Taking Stock!

I’m all in for women’s rights just as much as I’m all in for women’s wrongs, which is part of what inspired the theme of this month’s Table Manners column at Macabre Daily. Specifically, the column looks at Final Girls turning the Final Girl trope on its head.

Kitchens, meals, and digestion are often used as backdrops and battlegrounds in horror—and the Final Girl is often a set piece. Academic Carol J. Clover describes our girl in “Men, Women, and Chainsaws” (1992) as the saint who abstains from sex, drugs, or reckless behavior until she finally turns the killer’s weapon against him. Not that this has anything to do with gastrohorror, but I loved the way “The Cabin in the Woods” (2011) set up the Final Girl trope for what it really is: less male gaze-y virgin goody-goody deserving of being saved for her purity, and more societal sacrificial lamb that doesn’t do women any good in the end. Granted, we all become the meal in that film, so maybe it has more to do with gastrohorror than it seems, no?

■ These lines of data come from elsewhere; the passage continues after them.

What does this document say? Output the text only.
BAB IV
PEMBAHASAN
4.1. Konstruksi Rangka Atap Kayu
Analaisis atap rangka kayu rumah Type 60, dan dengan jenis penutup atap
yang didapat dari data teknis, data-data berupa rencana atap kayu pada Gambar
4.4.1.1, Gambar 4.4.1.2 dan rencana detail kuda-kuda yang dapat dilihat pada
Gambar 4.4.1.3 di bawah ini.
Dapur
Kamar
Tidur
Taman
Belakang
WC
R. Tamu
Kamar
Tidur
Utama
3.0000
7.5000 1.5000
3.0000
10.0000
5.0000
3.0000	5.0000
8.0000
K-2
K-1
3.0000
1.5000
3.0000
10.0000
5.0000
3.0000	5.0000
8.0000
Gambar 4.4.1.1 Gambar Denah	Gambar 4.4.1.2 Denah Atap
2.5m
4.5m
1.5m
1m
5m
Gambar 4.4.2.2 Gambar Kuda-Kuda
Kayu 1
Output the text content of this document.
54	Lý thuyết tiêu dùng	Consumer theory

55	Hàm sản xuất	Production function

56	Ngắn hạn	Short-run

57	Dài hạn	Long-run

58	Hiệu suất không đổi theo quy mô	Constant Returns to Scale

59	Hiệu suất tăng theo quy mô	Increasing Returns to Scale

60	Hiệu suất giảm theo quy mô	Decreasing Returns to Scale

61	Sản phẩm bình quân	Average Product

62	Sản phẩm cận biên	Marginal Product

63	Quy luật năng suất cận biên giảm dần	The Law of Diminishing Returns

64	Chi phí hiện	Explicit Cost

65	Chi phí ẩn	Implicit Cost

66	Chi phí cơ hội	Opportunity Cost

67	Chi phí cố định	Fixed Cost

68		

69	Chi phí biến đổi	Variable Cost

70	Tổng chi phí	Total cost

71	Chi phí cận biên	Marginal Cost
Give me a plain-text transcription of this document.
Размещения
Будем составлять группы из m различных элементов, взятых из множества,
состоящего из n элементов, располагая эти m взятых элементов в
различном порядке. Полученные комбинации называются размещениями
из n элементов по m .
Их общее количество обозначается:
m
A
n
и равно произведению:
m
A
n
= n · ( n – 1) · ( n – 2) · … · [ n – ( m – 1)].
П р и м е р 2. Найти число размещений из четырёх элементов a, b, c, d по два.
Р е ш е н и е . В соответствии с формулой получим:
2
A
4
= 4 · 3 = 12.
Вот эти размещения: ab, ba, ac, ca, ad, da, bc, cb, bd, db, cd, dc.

I have to tell you–doing this column has been an incredible amount of fun! I’ve been really enjoying delving into horror in more of an academic way, and not just because I’m in the midst of a masters of philosophy program, concentrating in gastrohorror. I recently did a tiktok about the idea of taking stock of what brings me joy in publishing. Not in writing, because there’s a big difference between writing and publishing–and I enjoy writing. It’s all the other stuff that goes with it that can be really infuriating and frustrating. Right around my birthday I decided to log every day for the next year about how I feel about publishing… and then at the end of my 365 days, if I discover I’ve been negative about it more often than not, maybe I’ll… change tactics.

I’m not really sure what that looks like, but writing academically just seems fun and new to me, in a way that writing fiction seems… not as fun (entirely because of all the stress around publishing). But it’s more than that: I don’t think a lot about publishing when it comes to academic writing. Maybe if I do start to think about it, it’ll become more stressful. I dunno. There’s also the fact that I’m in my mid-50s, though. Would it make me happier to be traveling more or being lazy more?

Maybe I’ll just keep writing about gastrohorror!